State Department spokesman Charles Redman said the United States has had agreements with the Mexican government since the 1930s calling for cooperation to combat narcotics traffic. He added that DEA agents have been accredited to U.S. diplomatic missions in Mexico since the 1960s.
Drug Enforcement Administration officials in Washington were meeting Thursday to discuss the future of their activities in Mexico, and one official said that among the options under consideration is pulling out.
The practice of the U.S. agents working in Mexico is to gather information from informants and surveillance operations and pass it on to Mexican police. The agents are not allowed to make arrests in this country.
Since the Cortez episode was made public, several Mexican officials have asserted that, agreement or no, foreign narcotics agents are unnecessary, at best, in Mexico's anti-drug effort.
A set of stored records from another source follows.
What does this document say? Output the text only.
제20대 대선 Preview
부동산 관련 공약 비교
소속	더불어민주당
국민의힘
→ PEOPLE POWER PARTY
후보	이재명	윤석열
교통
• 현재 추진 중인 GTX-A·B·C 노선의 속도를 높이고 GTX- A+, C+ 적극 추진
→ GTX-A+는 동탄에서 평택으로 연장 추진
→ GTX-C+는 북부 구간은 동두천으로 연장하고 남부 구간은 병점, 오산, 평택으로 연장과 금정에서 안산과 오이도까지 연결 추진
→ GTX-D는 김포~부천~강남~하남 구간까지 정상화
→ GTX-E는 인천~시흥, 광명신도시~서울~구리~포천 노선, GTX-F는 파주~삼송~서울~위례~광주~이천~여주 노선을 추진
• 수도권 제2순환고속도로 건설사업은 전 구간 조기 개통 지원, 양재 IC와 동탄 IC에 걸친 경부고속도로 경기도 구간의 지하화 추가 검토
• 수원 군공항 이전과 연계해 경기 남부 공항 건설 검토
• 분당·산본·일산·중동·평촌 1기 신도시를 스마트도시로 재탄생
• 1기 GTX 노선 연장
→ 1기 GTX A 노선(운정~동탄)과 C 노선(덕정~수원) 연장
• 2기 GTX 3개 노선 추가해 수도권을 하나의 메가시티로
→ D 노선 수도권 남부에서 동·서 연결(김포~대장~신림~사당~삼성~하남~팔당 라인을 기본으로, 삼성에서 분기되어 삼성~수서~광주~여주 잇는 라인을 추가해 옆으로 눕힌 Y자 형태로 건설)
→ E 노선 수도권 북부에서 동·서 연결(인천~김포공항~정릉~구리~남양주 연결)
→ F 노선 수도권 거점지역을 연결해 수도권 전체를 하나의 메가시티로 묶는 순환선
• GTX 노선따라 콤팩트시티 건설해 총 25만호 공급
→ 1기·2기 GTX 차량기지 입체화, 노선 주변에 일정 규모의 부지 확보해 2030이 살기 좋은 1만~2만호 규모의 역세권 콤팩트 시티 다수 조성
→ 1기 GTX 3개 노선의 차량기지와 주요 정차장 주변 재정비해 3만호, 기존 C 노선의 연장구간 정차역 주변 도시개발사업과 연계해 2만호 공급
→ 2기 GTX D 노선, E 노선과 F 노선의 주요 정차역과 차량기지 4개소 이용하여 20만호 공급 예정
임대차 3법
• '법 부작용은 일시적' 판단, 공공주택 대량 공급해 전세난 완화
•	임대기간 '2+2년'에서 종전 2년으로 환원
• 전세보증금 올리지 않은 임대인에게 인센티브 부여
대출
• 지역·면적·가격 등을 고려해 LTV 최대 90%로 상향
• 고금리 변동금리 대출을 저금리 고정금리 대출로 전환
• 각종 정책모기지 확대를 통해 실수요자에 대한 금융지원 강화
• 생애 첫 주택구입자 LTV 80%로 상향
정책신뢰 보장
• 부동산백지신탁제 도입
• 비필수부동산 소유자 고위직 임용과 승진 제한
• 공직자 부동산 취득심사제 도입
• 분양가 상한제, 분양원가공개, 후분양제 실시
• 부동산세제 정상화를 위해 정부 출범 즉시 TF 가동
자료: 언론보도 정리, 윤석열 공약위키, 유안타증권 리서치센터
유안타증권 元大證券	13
Members of the Mexican Congress have called for the expulsion of the DEA, and the Mexican Senate's Foreign Relations Committee is expected next month to take up the issue of the agency's activities in this country.
"There is no justification for having foreign spies in the country," said Sen. Norberto Mora Plancarte, a member of the ruling Institutional Revolutionary Party.
Sen. Gonzalo Martinez Corbala, chairman of the Foreign Relations Committee, said: 'We don't need them (the DEA), because Mexico's judicial police force is enough."
Some newspaper commentary strongly denounced DEA operations in Mexico.
Comparing the agency's presence to a "smelly sewer," columnist Pedro Penaloza wrote in the Mexico City newspaper El Universal: "It is not possible nor just that North American police meddling continues to be accepted and accommodated in our country."
Even a former police official who was convicted of accepting a bribe to allow one of Camarena's accused killers to flee the country had his say. In an interview with the newspaper La Jornada, cashiered policeman Armando Pavon Reyes accused the DEA of "sponsoring the crime of drug traffic by making connections with the drug Mafia."
Drug Smuggling an Irritant
Narcotics smuggling from Mexico to the United States has grown into a major irritant in U.S.-Mexican relations
Some U.S. officials have charged that the Mexican government is so riddled with corruption that it can do little to help stop drug traffic.
A failure so far to prosecute anyone for Camarena's murder continues to anger U.S. officials. There have been dozens of arrests in the case, but only Pavon Reyes has been convicted of anything. Several suspects are said to be still at large.